A very worthwhile click to his podcast: 15 Minutes: A podcast about fame. (You can find it on Soundcloud, iTunes, pretty much everywhere pods are cast). “We just finished year one, and are 40 episodes in. Guests have included David Sedaris, Brooke Gladstone, George Saunders, John Hodgman, Maeve Higgins, and many more fascinating human beings whose names you may know, and others whose names you’d only know if they’re your friends or family. We talk to anyone who wants to talk *about* fame and Fame Culture (copyright 2017 Jamie Berger), and some of the dark and light places it’s brought us to today.”
1.] Where do ideas come from?
The shower. This is both a joke and a cliché, but it’s also true, I’m not sure why. The solitude? The lack of distractions of the world outside the shower? The warm water?
Ideas come from reading, from the internet, from friends, from guests on the podcast, from my mother who died in 2009 but still sends ideas, from listeners. From the horrible human who’s the President of the U.S.A. From comedians. From David Lynch. From Jonathan Katz. From you? From dogs, from pop culture, from walking in the woods with said dogs.
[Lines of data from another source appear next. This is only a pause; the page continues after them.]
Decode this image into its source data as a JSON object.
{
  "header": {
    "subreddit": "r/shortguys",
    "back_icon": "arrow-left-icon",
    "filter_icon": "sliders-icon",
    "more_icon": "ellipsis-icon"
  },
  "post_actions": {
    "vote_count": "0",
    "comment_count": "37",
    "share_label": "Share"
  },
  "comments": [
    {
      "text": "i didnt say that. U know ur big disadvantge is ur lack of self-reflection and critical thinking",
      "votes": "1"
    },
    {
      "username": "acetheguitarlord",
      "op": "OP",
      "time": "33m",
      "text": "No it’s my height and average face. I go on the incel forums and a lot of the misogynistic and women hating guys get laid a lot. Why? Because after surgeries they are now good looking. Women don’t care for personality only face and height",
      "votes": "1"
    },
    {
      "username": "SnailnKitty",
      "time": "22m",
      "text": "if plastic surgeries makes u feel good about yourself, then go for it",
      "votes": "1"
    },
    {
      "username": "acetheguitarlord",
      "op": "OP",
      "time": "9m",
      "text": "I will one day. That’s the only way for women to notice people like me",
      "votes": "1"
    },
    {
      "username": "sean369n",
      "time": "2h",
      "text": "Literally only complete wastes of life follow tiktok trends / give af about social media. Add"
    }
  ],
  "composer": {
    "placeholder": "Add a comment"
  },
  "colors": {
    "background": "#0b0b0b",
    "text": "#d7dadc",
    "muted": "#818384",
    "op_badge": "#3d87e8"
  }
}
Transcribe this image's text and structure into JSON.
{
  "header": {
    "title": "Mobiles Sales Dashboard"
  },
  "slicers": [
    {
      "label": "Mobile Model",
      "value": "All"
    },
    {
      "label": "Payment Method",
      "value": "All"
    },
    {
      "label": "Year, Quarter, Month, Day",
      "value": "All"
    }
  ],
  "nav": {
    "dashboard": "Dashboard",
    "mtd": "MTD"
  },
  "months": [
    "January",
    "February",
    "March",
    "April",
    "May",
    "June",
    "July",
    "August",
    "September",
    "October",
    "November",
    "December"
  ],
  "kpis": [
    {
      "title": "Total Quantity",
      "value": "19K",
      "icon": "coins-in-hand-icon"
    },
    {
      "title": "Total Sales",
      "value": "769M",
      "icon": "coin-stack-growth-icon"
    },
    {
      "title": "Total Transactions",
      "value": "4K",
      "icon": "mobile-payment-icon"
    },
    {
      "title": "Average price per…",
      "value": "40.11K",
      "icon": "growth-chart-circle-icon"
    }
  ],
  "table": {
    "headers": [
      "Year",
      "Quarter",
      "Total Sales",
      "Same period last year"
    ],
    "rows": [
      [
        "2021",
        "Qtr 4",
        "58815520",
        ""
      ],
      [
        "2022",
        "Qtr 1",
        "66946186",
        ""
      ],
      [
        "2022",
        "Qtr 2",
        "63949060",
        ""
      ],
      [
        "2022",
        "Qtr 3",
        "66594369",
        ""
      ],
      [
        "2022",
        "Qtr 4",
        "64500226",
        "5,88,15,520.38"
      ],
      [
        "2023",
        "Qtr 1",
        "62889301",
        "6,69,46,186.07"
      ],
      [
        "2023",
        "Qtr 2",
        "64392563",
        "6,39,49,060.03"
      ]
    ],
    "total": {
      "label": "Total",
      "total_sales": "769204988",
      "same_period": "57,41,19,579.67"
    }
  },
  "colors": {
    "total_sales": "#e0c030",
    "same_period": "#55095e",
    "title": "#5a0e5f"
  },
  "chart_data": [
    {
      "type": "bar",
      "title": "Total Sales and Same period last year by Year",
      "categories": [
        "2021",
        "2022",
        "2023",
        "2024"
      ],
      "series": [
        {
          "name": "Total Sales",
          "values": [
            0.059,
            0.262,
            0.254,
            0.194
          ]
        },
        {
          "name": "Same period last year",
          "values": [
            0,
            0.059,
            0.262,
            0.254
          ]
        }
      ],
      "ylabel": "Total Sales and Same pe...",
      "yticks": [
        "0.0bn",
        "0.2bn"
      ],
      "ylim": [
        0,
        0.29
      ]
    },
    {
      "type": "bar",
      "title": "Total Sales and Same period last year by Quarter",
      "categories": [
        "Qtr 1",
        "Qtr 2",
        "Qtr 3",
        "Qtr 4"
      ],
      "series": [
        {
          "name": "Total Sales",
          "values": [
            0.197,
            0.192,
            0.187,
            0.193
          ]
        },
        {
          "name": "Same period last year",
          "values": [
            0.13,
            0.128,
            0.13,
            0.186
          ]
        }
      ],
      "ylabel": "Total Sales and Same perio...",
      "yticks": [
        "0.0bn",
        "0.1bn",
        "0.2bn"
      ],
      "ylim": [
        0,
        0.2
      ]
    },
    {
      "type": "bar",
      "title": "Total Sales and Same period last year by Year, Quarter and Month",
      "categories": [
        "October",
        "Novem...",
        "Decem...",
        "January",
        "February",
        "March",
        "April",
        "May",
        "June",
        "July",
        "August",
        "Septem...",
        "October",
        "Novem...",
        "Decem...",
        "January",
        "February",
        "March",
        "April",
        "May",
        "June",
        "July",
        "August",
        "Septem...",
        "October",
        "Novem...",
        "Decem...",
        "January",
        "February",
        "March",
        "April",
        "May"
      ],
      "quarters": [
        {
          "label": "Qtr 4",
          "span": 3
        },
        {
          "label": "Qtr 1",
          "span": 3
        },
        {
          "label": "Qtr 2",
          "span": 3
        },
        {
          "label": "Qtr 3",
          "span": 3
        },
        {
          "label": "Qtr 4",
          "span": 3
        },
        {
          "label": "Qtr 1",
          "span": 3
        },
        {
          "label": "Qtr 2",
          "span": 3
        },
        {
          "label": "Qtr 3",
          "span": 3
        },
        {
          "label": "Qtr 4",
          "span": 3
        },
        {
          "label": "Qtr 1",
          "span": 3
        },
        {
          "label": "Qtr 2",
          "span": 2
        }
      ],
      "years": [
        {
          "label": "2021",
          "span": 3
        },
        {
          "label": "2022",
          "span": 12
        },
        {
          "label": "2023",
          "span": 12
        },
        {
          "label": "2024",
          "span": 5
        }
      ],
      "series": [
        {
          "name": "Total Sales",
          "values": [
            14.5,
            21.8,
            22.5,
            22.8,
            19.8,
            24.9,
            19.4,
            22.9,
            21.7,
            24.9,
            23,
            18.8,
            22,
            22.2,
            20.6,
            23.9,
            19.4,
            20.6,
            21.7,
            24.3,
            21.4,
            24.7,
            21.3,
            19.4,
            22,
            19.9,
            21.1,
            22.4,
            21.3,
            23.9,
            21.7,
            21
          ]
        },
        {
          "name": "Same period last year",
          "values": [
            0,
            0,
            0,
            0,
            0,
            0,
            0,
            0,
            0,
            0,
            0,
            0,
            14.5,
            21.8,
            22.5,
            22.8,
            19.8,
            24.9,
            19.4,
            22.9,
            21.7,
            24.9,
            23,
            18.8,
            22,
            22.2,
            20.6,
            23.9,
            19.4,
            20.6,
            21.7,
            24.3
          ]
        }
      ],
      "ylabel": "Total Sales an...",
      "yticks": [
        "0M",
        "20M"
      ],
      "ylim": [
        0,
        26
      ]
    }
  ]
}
2.] What is the itch you are scratching?
Part of 15 Minutes is me trying to figure that out, why I have always had the itch to make things that strangers see and maybe enjoy or gain something from. An itch to communicate something with people I don’t know. Admittedly, also an itch for approval of my ideas and realization of them. An itch to make pretty and/or meaningful-to-more-than-just-me works of something like art.
3.] Early bird or night owl, tortoise or hare?
Night owl. 74% hare — used to be more like 89% — age does mellow.
4.] How do you know when you are done?
I never succeeded as a writer because I never answered that well. With the podcast, I record a conversation, think about it for a few weeks, listen to once, then edit once, then usually come back the next day and edit a second time, then send it to my engineer Ed, then listen once more when it comes back from Ed. It is usually done when Ed sends it back. Occasionally there are one or two small changes, usually because I made some editing error. This regimen lets me FINISH things which is so very very satisfying.